While the results shown are encouraging, we realize that there are still some improvements needed in order to translate this technique into human applications. The image reconstruction time was limited by CPU-based computer system. Graphic processing units (GPU) based parallel reconstruction algorithm can be developed to accelerate the image reconstruction, which was proved to be a powerful tool in our previous work [31]. In addition, the time desired for data acquisition needs to be significantly reduced to perform real-time image-guided surgery. Data acquisition time in this study, was limited by the exposure time of the CCD camera varying with target depth and contrast agent concentration to achieve optimal signal-to-noise ratio. In future, photomultiplier tubes (PMT) array can substitute for the CCD camera to speed up the data acquisition process due to their fast response time in microseconds and high sensitivity at low light levels. Despite these limitations, a more sophisticated and real-time intraoperative imaging technique is expected in the near future.

4. Conclusions

In summary, we have presented a miniaturized FMT probe (FMTPen) and evaluated it with both phantom and animal experiments.

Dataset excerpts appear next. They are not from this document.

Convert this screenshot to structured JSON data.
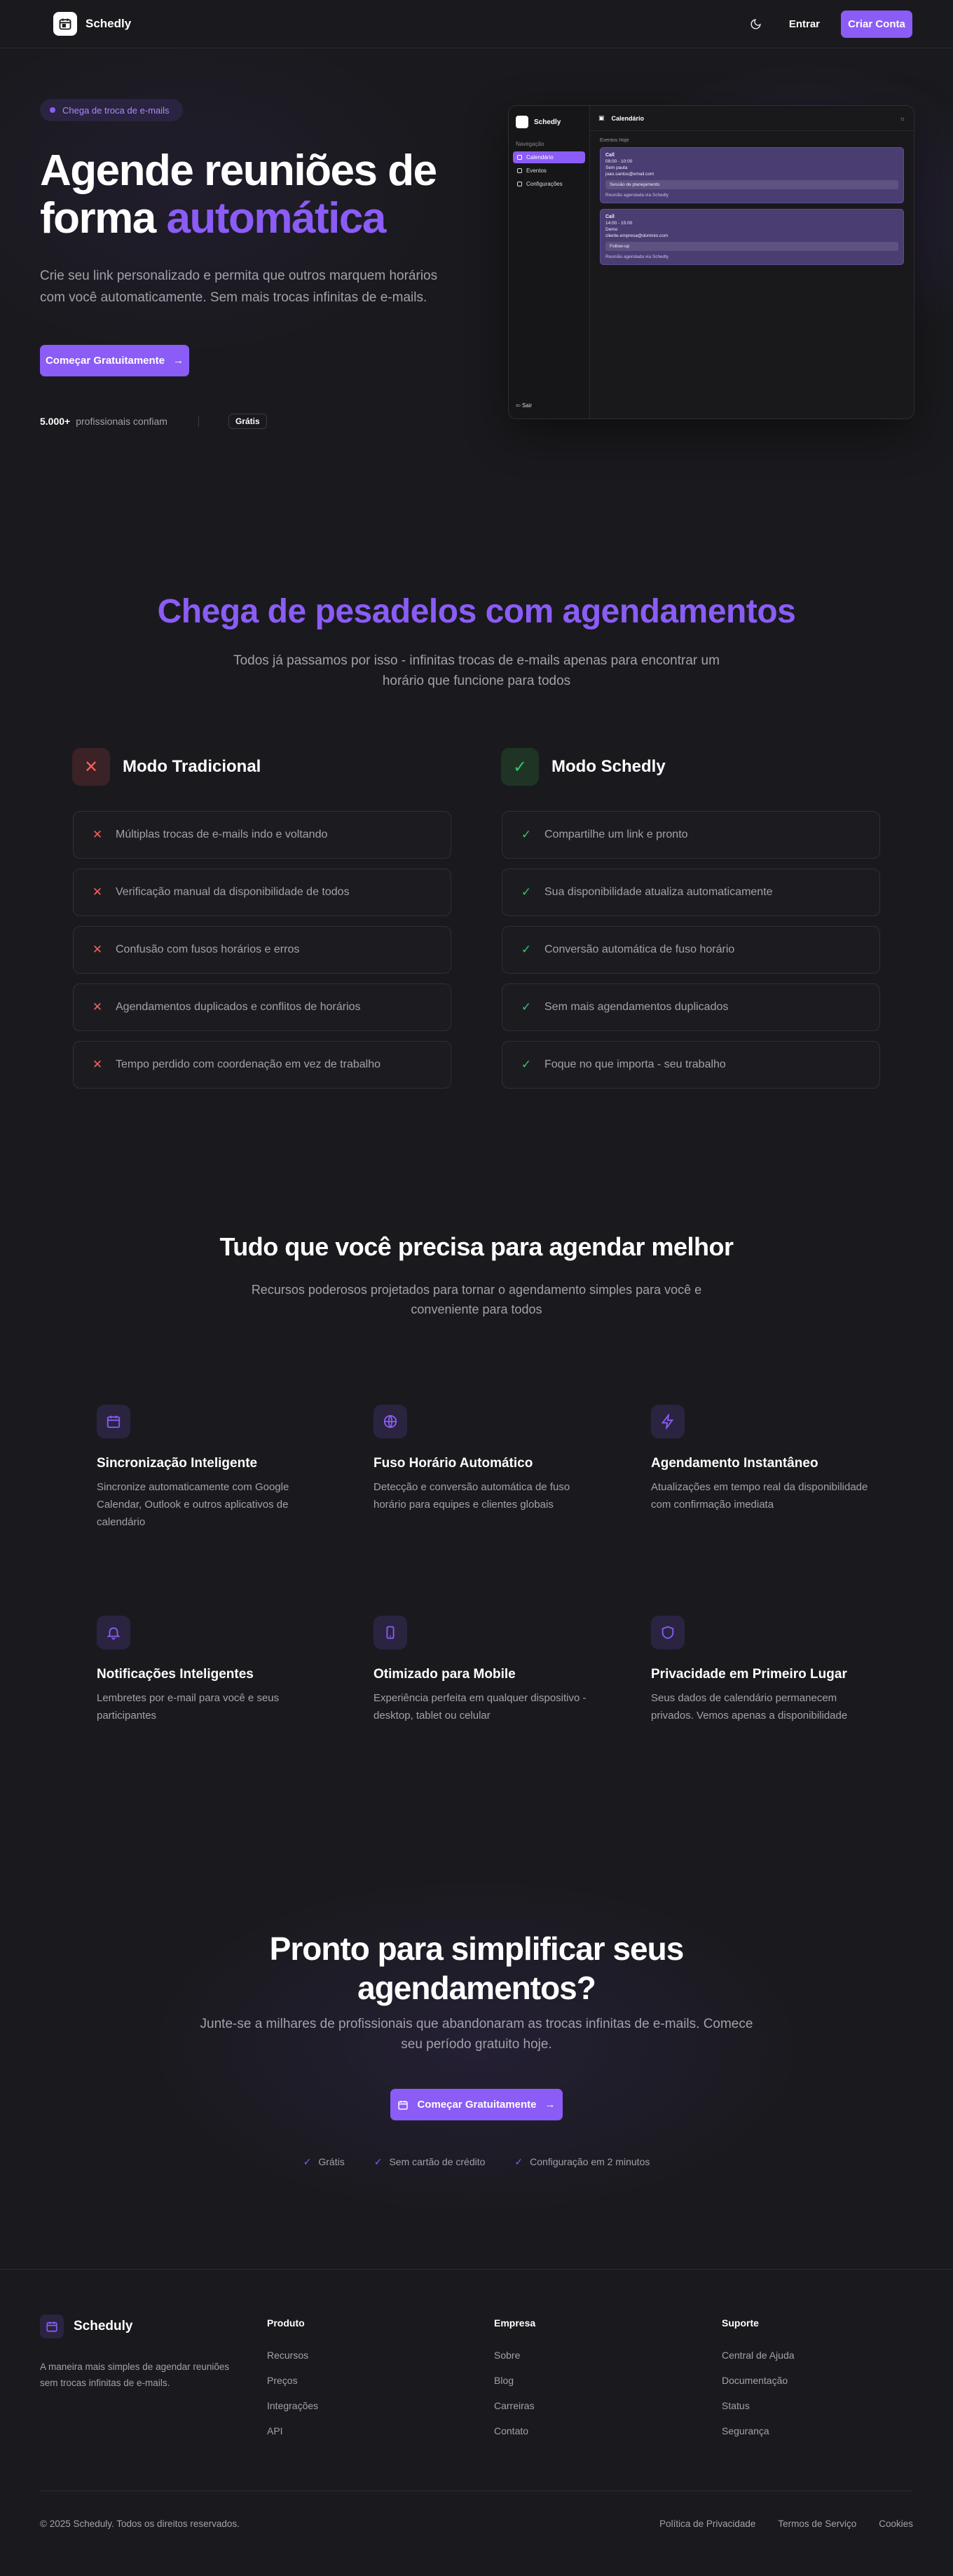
{
  "nav": {
    "brand": "Schedly",
    "login": "Entrar",
    "signup": "Criar Conta"
  },
  "hero": {
    "pill": "Chega de troca de e-mails",
    "title_line1": "Agende reuniões de",
    "title_line2_plain": "forma ",
    "title_line2_accent": "automática",
    "subtitle": "Crie seu link personalizado e permita que outros marquem horários com você automaticamente. Sem mais trocas infinitas de e-mails.",
    "cta": "Começar Gratuitamente",
    "stat_value": "5.000+",
    "stat_label": "profissionais confiam",
    "badge": "Grátis"
  },
  "app_preview": {
    "brand": "Schedly",
    "section": "Navegação",
    "nav": [
      "Calendário",
      "Eventos",
      "Configurações"
    ],
    "logout": "Sair",
    "title": "Calendário",
    "events_header": "Eventos Hoje",
    "events": [
      {
        "title": "Call",
        "time": "09:00 - 10:00",
        "lines": [
          "Sem pauta",
          "joao.santos@email.com"
        ],
        "sub": "Sessão de planejamento",
        "foot": "Reunião agendada via Schedly"
      },
      {
        "title": "Call",
        "time": "14:00 - 15:00",
        "lines": [
          "Demo",
          "cliente.empresa@dominio.com"
        ],
        "sub": "Follow-up",
        "foot": "Reunião agendada via Schedly"
      }
    ]
  },
  "problem": {
    "title": "Chega de pesadelos com agendamentos",
    "subtitle": "Todos já passamos por isso - infinitas trocas de e-mails apenas para encontrar um horário que funcione para todos",
    "traditional_title": "Modo Tradicional",
    "traditional": [
      "Múltiplas trocas de e-mails indo e voltando",
      "Verificação manual da disponibilidade de todos",
      "Confusão com fusos horários e erros",
      "Agendamentos duplicados e conflitos de horários",
      "Tempo perdido com coordenação em vez de trabalho"
    ],
    "schedly_title": "Modo Schedly",
    "schedly": [
      "Compartilhe um link e pronto",
      "Sua disponibilidade atualiza automaticamente",
      "Conversão automática de fuso horário",
      "Sem mais agendamentos duplicados",
      "Foque no que importa - seu trabalho"
    ]
  },
  "features": {
    "title": "Tudo que você precisa para agendar melhor",
    "subtitle": "Recursos poderosos projetados para tornar o agendamento simples para você e conveniente para todos",
    "items": [
      {
        "icon": "calendar-icon",
        "title": "Sincronização Inteligente",
        "desc": "Sincronize automaticamente com Google Calendar, Outlook e outros aplicativos de calendário"
      },
      {
        "icon": "globe-icon",
        "title": "Fuso Horário Automático",
        "desc": "Detecção e conversão automática de fuso horário para equipes e clientes globais"
      },
      {
        "icon": "lightning-icon",
        "title": "Agendamento Instantâneo",
        "desc": "Atualizações em tempo real da disponibilidade com confirmação imediata"
      },
      {
        "icon": "bell-icon",
        "title": "Notificações Inteligentes",
        "desc": "Lembretes por e-mail para você e seus participantes"
      },
      {
        "icon": "mobile-icon",
        "title": "Otimizado para Mobile",
        "desc": "Experiência perfeita em qualquer dispositivo - desktop, tablet ou celular"
      },
      {
        "icon": "shield-icon",
        "title": "Privacidade em Primeiro Lugar",
        "desc": "Seus dados de calendário permanecem privados. Vemos apenas a disponibilidade"
      }
    ]
  },
  "cta": {
    "title_line1": "Pronto para simplificar seus",
    "title_line2": "agendamentos?",
    "subtitle": "Junte-se a milhares de profissionais que abandonaram as trocas infinitas de e-mails. Comece seu período gratuito hoje.",
    "button": "Começar Gratuitamente",
    "checks": [
      "Grátis",
      "Sem cartão de crédito",
      "Configuração em 2 minutos"
    ]
  },
  "footer": {
    "brand": "Scheduly",
    "desc": "A maneira mais simples de agendar reuniões sem trocas infinitas de e-mails.",
    "columns": [
      {
        "title": "Produto",
        "links": [
          "Recursos",
          "Preços",
          "Integrações",
          "API"
        ]
      },
      {
        "title": "Empresa",
        "links": [
          "Sobre",
          "Blog",
          "Carreiras",
          "Contato"
        ]
      },
      {
        "title": "Suporte",
        "links": [
          "Central de Ajuda",
          "Documentação",
          "Status",
          "Segurança"
        ]
      }
    ],
    "copyright": "© 2025 Scheduly. Todos os direitos reservados.",
    "legal": [
      "Política de Privacidade",
      "Termos de Serviço",
      "Cookies"
    ]
  },
  "colors": {
    "accent": "#8b5cf6",
    "background": "#1a1a1e",
    "danger": "#f36060",
    "success": "#35c46a"
  }
}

The results obtained have shown that the FMTPen offers a great potential to develop a handheld probe for intraoperative tumor imaging due to its high sensitivity, miniaturized size (1 cm diameter) and bendable structure. Our further goals are to apply the FMTPen for intraoperative imaging in breast cancer surgery.

Acknowledgments

This work was supported in part by the J. Crayton Pruitt Family endowment.

Author Contributions

Dr. Jiang is the corresponding author and directed this work. Hao Yang and Bin He designed the experiments; Hao Yang and Xianjin Dai performed the experiments; Minati Satpathy and Lily Yang prepared and provided the animals and nanoparticles; Hao Yang analyzed the data and wrote the paper, and all authors contributed to its improvement.

Conflict of Interest

The authors declare no conflict of interest.